What role might ATP synthase subunit b play in antibiotic resistance or as a drug target?

ATP synthase components, including subunit b, represent potential targets for antimicrobial development or may play roles in antibiotic resistance:

• Essential function: As a component of the ATP synthase complex, subunit b is likely essential for bacterial viability, making it a potential antibiotic target. Research on ATP synthase components in other bacteria has shown their critical role in growth and survival.

• Structural uniqueness: If S. zooepidemicus ATP synthase subunit b possesses unique structural features compared to human counterparts, these differences could be exploited for selective targeting.
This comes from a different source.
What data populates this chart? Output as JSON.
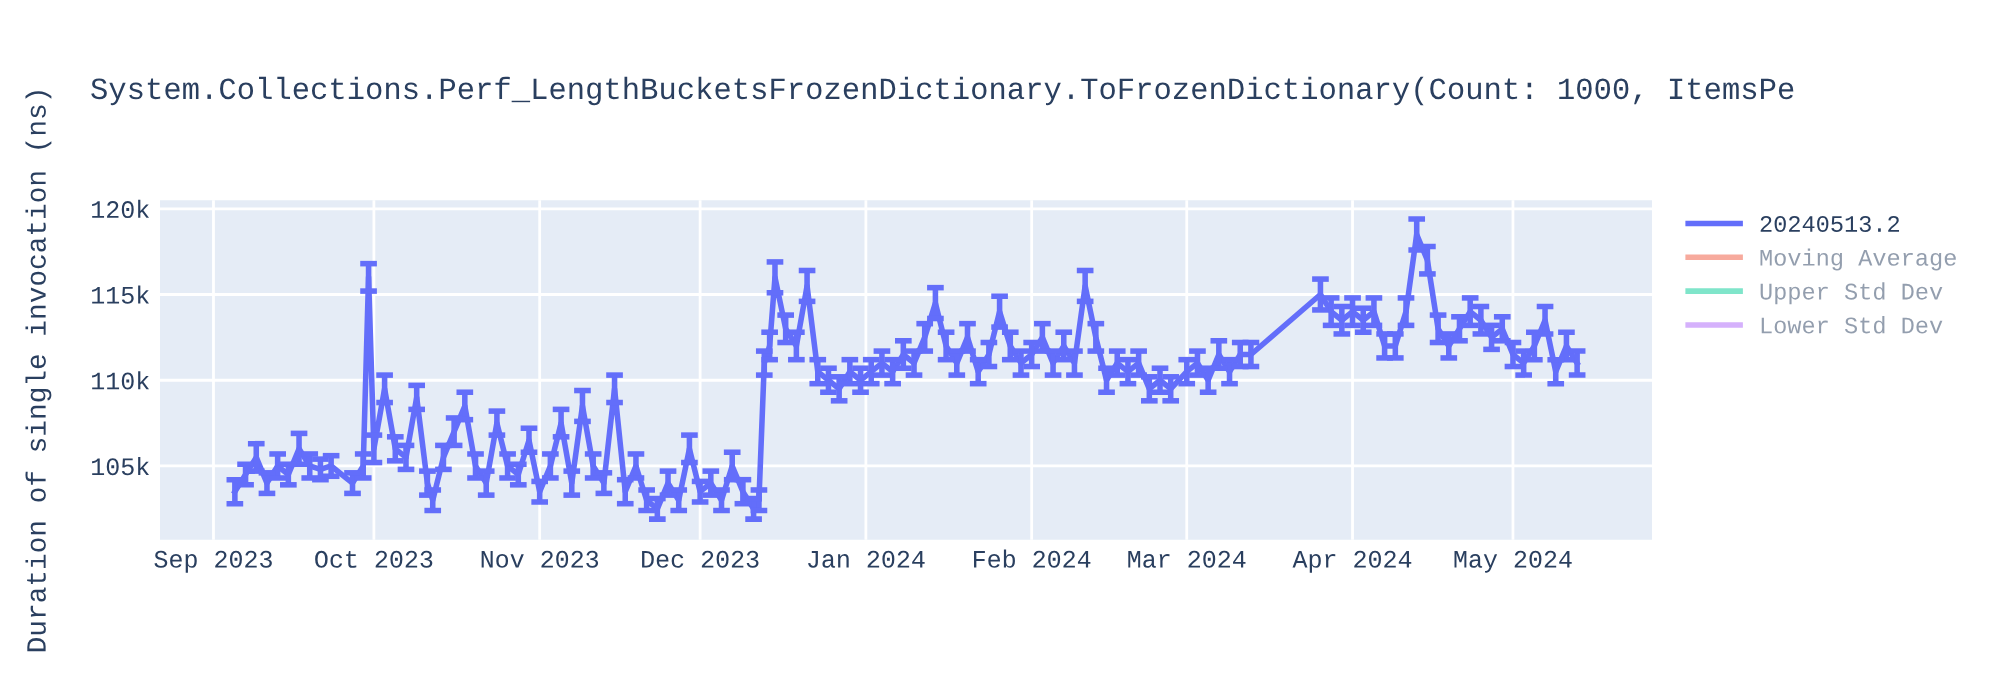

The research on T. brucei showed significant divergence in ATP synthase subunit b structure while maintaining function , suggesting bacterial ATP synthase components may have unique features.

• Resistance mechanisms: Changes in ATP synthase function could potentially contribute to antibiotic resistance by altering membrane potential or energy-dependent drug efflux systems.

• Compensatory mechanisms: Understanding how bacteria compensate for reduced ATP synthase function could reveal new resistance mechanisms or additional drug targets.

Future research should explore the specific structural features of S. zooepidemicus ATP synthase subunit b, its essentiality for growth and virulence, and potential inhibitors that could selectively target this protein.